I’m producing some county-level choropleths for each year from the US full-count censuses 1850-1940. I have read that I can use the IPUMS USA variable COUNTYNHG to combine census-level tabulations (eg. employment share by industry) with the NHGIS county boundary files. However, the county boundaries of course change over time, and I have not been able to find for which year (i.e. vintage) of county boundaries the COUNTYNHG variable is for–assuming it is for a single year, and not also changing each year (I was hoping to keep the county boundaries consistent across years). Would this be possible to clarify?
Thank you in advance for the help, and apologies if I missed something in the documentation.
The comparability tab for COUNTYNHG specifies that these codes are year-specific and the meaning of the code will vary based on census year. You can get the year-specific NHGIS boundary files via the NHGIS website (using the data finder, select the years of interest in the filters area and click on the “GIS Files” tab of the results). IPUMS does not offer harmonized county boundaries, you might be interested in my colleague Jonathan Schroeder’s approach for county crosswalks or these crosswalks from Ferrara et. al via Open ICPSR.
Thank you very much for the prompt and helpful response, and my apologies for missing that information earlier in the comparability tab for COUNTNHG.
Thank you for your earlier help. I have just a quick follow-up, as I’m now also using the 1940 full-count census data and have realized that this does not include the COUNTYNHG variable that is needed to match these counties to the crosswalk from Ferrara et. al via Open ICPSR. Is there another way to obtain the COUNTYNHG variable for 1940? As a test I tried replicating the COUNTYNHG variable in the 1860 Full-Count Census data by constructing another version from the STATEFIP and COUNTYICP codes, but this was only the same as the provided COUNTYNHG code in about half of counties. Another alternative might be using the PLACENHG variable available (only) for 1940, but this does not seem to include any county information (but maybe that can be obtained by matching these to the NHGISPLACE codes in the NHGIS place point shapefiles ?)

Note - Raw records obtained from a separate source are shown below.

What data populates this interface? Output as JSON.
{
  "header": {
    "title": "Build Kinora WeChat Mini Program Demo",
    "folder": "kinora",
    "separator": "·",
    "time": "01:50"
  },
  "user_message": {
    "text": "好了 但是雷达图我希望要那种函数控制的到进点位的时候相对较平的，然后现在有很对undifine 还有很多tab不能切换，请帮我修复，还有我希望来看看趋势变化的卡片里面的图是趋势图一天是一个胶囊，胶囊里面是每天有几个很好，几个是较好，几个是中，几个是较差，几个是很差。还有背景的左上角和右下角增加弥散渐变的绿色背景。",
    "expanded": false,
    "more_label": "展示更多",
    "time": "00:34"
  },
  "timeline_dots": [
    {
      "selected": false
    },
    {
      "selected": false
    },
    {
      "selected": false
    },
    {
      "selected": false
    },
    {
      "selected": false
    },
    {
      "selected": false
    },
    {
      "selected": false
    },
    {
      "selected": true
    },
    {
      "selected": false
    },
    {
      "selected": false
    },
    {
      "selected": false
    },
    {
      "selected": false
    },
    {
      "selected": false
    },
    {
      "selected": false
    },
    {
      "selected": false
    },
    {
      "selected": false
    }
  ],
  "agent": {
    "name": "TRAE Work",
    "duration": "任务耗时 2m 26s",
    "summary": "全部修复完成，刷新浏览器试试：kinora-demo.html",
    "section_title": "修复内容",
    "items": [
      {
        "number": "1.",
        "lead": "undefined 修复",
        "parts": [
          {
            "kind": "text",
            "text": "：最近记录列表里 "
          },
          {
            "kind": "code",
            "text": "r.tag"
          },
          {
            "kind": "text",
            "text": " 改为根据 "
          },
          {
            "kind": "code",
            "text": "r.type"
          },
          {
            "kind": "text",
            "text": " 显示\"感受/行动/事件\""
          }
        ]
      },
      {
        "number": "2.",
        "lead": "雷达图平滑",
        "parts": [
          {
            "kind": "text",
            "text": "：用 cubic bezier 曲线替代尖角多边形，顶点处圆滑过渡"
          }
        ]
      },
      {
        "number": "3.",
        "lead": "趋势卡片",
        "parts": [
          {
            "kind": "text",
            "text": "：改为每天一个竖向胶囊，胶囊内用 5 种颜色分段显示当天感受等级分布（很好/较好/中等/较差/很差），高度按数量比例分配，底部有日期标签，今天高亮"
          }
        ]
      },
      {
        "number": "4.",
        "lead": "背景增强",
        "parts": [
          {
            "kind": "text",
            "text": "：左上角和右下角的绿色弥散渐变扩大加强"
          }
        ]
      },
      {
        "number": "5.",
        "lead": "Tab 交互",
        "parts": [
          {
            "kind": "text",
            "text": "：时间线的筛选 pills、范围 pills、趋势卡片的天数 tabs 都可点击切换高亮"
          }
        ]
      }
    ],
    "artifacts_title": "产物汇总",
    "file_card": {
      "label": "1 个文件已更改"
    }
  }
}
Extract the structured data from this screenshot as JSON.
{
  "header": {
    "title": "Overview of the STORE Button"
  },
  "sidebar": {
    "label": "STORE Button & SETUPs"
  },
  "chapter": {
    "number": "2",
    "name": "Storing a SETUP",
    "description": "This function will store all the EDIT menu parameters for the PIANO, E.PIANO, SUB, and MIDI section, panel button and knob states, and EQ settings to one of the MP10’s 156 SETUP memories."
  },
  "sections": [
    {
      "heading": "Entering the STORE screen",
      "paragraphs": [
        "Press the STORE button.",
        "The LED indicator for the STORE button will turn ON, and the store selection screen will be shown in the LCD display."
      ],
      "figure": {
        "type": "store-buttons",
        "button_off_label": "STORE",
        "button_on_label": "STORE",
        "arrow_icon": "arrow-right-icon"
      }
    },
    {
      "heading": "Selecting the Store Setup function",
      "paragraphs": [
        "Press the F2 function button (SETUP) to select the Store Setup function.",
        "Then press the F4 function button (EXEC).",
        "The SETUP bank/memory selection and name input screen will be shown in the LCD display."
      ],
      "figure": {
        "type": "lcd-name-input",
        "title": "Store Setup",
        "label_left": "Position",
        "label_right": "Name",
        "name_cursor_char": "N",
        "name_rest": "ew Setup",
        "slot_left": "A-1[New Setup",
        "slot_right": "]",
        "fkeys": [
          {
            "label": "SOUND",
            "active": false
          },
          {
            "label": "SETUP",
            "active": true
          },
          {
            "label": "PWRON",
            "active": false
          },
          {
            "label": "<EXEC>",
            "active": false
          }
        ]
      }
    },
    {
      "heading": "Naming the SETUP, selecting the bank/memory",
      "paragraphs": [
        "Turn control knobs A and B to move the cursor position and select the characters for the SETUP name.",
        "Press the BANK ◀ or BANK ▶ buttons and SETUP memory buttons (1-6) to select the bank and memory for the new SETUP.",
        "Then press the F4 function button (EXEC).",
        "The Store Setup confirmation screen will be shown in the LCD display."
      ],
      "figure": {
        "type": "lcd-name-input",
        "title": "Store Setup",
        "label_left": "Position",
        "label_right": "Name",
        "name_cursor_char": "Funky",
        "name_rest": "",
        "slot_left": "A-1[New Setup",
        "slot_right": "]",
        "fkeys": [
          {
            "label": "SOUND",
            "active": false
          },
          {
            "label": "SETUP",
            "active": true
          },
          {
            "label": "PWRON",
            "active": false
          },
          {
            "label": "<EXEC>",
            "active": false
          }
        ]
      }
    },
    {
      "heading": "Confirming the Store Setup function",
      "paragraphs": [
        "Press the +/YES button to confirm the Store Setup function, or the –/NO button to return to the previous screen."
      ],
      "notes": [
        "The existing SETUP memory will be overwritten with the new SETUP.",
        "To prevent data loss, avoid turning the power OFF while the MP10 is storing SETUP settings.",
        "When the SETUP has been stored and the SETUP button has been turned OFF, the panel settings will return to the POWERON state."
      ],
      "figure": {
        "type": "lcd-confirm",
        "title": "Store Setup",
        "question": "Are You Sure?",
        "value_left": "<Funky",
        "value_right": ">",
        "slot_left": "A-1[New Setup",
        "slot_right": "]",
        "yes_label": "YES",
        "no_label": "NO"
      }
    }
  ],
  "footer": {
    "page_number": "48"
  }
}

This seems to also be an issue with the 1900 full-count census data that does not include the COUNTYNHG variable, though perhaps for that year I can construct a crosswalk from the STATEICP /COUNTYICP codes to COUNTYNHG codes using the 1900 census 1% sample that includes both.
Thank you again for the assistance!
You’re likely to get a much better match using your method of concatenating STATEFIP and COUNTYICP for the 1940 full count than in 1860 due to how IPUMS NHGIS treats codes for territories that had not yet entered the union. For example, in samples when Minnesota was a territory, NHGIS uses the FIPS code 275. This would have affected your ability to match codes in 1860.
COUNTYNHG codes are 7-character county identifiers. The first 3 characters give the NHGIS state code and the last 4 characters give the NHGIS county code (both being FIPS + “0”). Moreover, since ICP county codes are also almost always (except for the case of Maryland) given in the format FIPS code + “0”, the combination of STATEFIP, “0”, and COUNTYICP, both of which are available in the 1940 full-count, should give you the correct COUNTYNHG code.
There are a couple things to be aware of however. First, since FIPS codes were instituted around the time of the 1970 census, historical counties that were dissolved before then have no FIPS code. For such counties, ICPSR generally appends a fourth digit of 5 rather than a 0. Second is that these codes should include leading zeros. For example, the NHGIS state code for Connecticut is 090 (FIPS code “09” + “0”) and the ICP county code for Fairfield county is 0010 (FIPS code “001” + “0”). The COUNTYNHG code for Fairfield county, CT therefore is 0900010.
Alternatively, IPUMS NHGIS 1940 shapefiles include the variables ICPSRST (state ICPSR codes) and ICSPRCTY (county ICPSR codes). You can build the crosswalk using these variables together with STATEFIP and COUNTYICP from IPUMS USA. Both of these methods are likely to yield only a few mismatches.